Ostatnimi czasy milczę, gdyż pochłonięta jestem praktykami oraz egzaminami. Został już tylko jeden, najtrudniejszy, najważniejszy oraz oddanie i zaliczenie projektu, w którym ciągle coś jest źle ;/ W międzyczasie robię sobie już praktyki co też nie jest łatwe, bo jadę na nie ok 40minut, a w międzyczasie jeszcze ogarniam zaliczenia i wpisy do indeksu.
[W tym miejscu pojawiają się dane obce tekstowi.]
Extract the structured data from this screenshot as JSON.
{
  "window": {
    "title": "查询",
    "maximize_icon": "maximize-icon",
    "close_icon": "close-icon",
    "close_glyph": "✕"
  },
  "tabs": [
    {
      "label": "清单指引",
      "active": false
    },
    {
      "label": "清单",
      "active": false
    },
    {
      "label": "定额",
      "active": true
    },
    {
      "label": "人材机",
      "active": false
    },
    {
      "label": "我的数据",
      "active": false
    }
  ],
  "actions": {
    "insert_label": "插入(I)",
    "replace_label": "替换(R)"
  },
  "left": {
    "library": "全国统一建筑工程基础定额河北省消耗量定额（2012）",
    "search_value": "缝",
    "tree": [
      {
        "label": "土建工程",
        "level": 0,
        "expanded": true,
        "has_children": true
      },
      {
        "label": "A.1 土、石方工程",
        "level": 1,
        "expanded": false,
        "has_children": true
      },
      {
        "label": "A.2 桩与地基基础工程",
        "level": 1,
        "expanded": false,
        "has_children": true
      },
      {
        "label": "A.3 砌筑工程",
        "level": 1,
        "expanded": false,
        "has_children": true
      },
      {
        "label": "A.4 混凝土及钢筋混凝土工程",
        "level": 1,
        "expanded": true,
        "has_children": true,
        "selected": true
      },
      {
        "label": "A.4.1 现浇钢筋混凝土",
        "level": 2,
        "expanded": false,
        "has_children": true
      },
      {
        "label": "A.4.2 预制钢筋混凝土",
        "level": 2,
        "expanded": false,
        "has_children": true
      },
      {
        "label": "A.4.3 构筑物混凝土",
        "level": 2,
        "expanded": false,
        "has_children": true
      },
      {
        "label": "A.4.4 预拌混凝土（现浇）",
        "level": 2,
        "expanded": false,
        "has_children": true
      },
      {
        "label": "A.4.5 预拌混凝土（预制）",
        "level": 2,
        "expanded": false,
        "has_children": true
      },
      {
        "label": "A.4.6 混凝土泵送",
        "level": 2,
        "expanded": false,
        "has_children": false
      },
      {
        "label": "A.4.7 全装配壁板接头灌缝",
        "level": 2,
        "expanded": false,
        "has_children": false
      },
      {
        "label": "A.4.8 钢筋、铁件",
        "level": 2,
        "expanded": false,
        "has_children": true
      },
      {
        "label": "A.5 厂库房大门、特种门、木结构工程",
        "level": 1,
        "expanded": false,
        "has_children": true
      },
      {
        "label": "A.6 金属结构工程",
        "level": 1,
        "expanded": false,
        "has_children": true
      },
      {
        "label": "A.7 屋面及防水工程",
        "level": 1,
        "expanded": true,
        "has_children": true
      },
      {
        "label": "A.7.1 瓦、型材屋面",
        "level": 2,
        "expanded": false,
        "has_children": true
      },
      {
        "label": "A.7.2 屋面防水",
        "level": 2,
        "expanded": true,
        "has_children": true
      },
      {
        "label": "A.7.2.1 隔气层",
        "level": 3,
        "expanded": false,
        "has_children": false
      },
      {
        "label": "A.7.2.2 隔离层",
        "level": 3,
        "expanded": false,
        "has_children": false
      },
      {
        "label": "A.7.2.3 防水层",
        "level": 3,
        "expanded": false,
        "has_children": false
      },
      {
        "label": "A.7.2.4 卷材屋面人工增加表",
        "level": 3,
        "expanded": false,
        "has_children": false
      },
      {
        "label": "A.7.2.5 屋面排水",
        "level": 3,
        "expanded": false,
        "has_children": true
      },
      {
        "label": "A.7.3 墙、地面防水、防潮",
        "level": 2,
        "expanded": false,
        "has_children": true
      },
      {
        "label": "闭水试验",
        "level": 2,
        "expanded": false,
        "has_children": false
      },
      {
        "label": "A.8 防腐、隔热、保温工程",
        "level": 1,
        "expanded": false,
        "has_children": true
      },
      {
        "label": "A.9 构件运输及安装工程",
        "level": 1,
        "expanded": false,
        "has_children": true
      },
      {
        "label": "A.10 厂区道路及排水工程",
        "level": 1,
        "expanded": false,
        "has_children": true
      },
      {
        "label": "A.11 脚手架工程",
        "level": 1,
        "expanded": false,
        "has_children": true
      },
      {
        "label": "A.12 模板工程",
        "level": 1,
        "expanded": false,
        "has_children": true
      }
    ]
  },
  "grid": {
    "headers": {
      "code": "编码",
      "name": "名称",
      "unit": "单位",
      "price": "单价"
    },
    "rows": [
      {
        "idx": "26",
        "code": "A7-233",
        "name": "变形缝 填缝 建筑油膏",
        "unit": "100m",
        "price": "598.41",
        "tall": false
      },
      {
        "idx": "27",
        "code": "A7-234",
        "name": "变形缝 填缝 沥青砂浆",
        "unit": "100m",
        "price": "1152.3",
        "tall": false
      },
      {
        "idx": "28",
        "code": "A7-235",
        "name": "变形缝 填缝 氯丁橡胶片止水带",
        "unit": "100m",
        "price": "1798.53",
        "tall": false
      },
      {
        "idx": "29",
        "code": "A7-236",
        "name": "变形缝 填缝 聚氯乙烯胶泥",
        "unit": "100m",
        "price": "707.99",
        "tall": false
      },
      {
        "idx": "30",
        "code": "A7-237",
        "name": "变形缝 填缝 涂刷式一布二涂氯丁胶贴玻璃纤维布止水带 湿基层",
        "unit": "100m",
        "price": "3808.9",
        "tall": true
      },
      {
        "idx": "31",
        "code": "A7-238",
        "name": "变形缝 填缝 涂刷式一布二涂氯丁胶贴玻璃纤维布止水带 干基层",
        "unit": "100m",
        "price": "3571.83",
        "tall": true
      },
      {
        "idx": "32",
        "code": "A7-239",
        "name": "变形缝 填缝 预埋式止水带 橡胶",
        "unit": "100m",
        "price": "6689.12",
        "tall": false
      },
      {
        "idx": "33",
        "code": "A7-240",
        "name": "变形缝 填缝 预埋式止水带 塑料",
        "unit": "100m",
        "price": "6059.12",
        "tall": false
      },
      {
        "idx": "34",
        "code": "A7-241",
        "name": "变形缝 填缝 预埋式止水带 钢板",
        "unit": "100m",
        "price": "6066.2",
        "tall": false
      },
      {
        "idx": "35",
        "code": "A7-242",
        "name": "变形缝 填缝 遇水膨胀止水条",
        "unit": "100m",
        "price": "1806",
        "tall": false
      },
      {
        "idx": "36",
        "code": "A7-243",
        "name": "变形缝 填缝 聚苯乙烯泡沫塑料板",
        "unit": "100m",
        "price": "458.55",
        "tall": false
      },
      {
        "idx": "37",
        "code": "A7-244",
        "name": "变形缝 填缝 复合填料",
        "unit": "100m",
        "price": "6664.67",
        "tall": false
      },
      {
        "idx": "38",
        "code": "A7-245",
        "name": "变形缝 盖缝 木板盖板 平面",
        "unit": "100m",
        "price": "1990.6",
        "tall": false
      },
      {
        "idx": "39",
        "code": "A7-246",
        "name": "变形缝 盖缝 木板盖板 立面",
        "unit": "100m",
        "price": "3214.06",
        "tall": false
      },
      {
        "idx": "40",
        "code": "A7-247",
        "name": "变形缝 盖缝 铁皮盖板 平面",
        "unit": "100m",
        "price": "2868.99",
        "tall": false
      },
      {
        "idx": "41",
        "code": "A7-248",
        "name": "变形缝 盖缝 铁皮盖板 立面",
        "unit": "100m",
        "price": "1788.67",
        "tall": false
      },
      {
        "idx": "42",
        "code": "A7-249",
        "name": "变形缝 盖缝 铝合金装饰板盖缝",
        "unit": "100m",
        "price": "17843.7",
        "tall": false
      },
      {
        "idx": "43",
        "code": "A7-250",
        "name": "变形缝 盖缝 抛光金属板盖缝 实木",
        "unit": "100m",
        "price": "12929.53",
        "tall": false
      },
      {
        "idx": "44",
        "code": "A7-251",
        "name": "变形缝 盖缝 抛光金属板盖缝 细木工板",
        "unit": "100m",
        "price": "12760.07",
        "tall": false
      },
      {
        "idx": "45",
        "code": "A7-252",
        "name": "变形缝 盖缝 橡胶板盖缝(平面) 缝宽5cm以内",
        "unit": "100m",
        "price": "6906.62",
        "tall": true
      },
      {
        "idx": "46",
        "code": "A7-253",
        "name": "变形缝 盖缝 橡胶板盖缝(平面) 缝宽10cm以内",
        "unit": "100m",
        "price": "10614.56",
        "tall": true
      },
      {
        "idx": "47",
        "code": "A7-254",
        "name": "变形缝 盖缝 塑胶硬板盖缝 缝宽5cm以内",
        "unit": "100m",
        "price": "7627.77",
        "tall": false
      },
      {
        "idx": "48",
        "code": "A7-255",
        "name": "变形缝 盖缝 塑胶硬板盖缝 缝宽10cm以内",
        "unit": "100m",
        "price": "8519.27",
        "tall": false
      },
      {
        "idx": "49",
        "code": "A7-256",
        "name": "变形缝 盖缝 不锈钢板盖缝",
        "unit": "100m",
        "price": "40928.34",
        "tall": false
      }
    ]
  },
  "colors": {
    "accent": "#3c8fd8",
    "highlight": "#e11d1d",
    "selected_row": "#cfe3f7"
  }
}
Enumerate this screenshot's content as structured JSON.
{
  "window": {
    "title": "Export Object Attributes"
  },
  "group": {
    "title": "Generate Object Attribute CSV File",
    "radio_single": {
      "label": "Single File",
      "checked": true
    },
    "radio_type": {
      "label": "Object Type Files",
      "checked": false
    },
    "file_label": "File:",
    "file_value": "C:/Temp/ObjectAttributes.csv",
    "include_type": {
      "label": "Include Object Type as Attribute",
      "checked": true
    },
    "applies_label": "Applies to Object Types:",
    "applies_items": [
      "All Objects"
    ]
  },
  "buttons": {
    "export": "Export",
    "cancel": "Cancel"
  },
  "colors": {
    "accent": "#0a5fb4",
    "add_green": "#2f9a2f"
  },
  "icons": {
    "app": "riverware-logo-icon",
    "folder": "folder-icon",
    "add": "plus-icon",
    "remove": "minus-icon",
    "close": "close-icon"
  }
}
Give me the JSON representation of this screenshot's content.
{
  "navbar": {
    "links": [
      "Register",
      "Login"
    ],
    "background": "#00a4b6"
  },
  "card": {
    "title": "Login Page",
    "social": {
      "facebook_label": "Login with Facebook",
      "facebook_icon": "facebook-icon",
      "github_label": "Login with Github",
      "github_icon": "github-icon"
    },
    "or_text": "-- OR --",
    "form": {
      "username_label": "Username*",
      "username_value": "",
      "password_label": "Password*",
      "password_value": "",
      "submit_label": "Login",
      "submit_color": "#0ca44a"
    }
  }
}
Ale kto jak nie JA :D Oprócz tego intensywnie chodzę na trampoliny i body workout oraz zamartwiam się gdzie ja będę chodzić jak wrócę do rodzinnego miasta, a nastąpi to już 2 lipca :( Kondycja powolnymi krokami się robi... Ostatnio korzystam z sezonu truskawkowego i piję sobie koktajle, robię omlety z truskawami albo jem je w całości pychotkaaaa!!! Chciałam się wyrobić na koncert konkursowy na którym śpiewam i myślę, że w dużej mierze się uda. W piątek przymiarki stroju także się okaże jak to wszystko w całości się prezentuje :P Tymczasem uciekam do nauki, wieczorem bodyworkout, a jutro trampoliny!!!


Niech Moc Będzie Z Wami :*

PS Regularność nastanie jak tylko się uporam z aktualnymi obowiązkami :)))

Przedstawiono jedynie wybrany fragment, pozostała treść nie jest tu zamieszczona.